On 12/22/2011 08:53 PM, Tanstaafl wrote:
On 2011-12-22 1:00 PM, Nikos Chantziaras <rea...@arcor.de> wrote:
On 12/22/2011 05:44 PM, Tanstaafl wrote:
On 2011-12-20 12:19 PM, Nikos Chantziaras <rea...@arcor.de> wrote:
If you allow someone to edit root owned files, you're practically
giving
him root access.
Well, yeah, but only on those defined files...
root access is global. You can't limit it. root is root, the all
powerful Unix being. Period :-)
Ummm... then what is the purpose of sudo??
sudo is for executing programs as another user. It is not for giving
file permissions.
If I add the following line to sudoers:
%sudoroot ALL=(root)NOPASSWD:/bin/chmod /var/www/localhost/htdocs/*
Are you saying that this does NOT limit anyone in the sudoroot group to
*only* be able to run the chmod command, and only on files located in
/var/www/localhost/htdocs?
That doesn't seem to work at all here.

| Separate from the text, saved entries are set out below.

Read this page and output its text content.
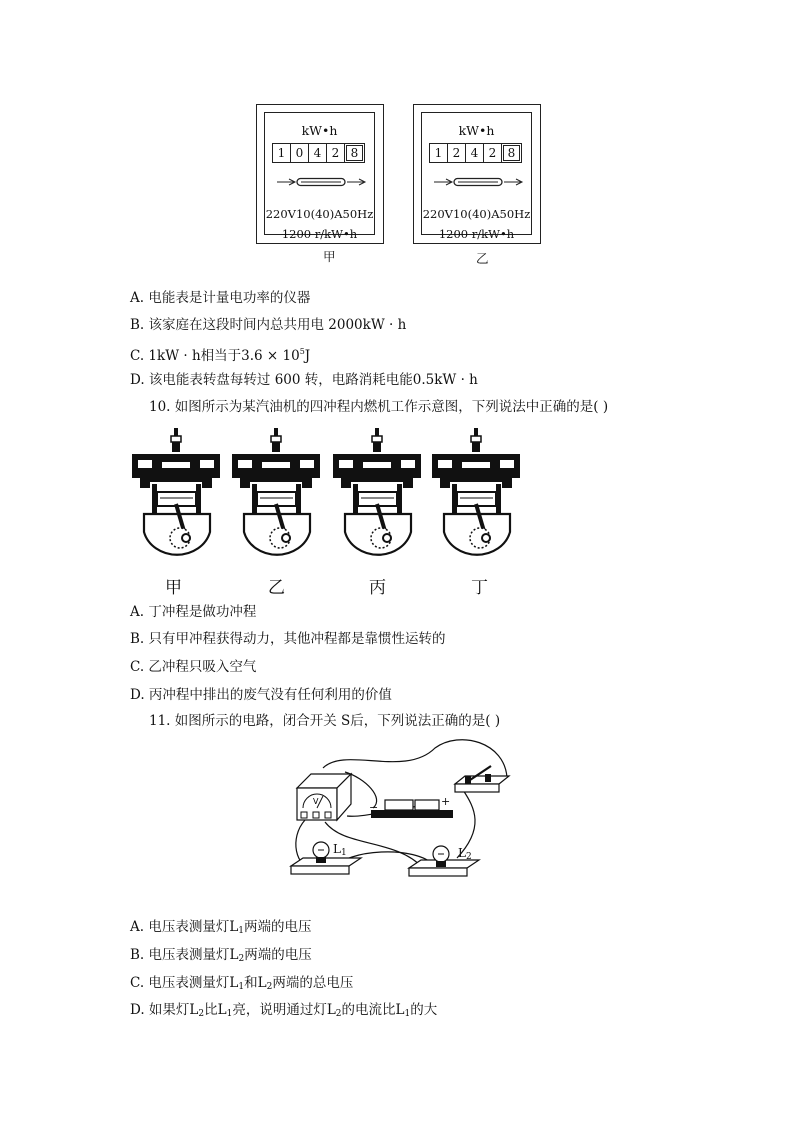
kW•h
1 0 4 2 8
220V10(40)A50Hz
1200 r/kW•h
甲
kW•h
1 2 4 2 8
220V10(40)A50Hz
1200 r/kW•h
乙
A. 电能表是计量电功率的仪器
B. 该家庭在这段时间内总共用电 2000kW · h
C. 1kW · h相当于$3.6 \times 10^5J$
D. 该电能表转盘每转过 600 转，电路消耗电能0.5kW · h
10. 如图所示为某汽油机的四冲程内燃机工作示意图，下列说法中正确的是( )
甲	乙	丙	丁
A. 丁冲程是做功冲程
B. 只有甲冲程获得动力，其他冲程都是靠惯性运转的
C. 乙冲程只吸入空气
D. 丙冲程中排出的废气没有任何利用的价值
11. 如图所示的电路，闭合开关 S后，下列说法正确的是( )
V	−	+
$L_1$	$L_2$
A. 电压表测量灯$L_1$两端的电压
B. 电压表测量灯$L_2$两端的电压
C. 电压表测量灯$L_1$和$L_2$两端的总电压
D. 如果灯$L_2$比$L_1$亮，说明通过灯$L_2$的电流比$L_1$的大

But even if it did work, the
users still gain full root access. Look at what users can do:
cd /var/www/localhost/htdocs
sudo chmod a+w some_directory
cd some_directory
ln /etc/passwd .
sudo chmod a+w passwd
There. He now has full write access to /etc/passwd. And with the same
methodology, to every file in the system.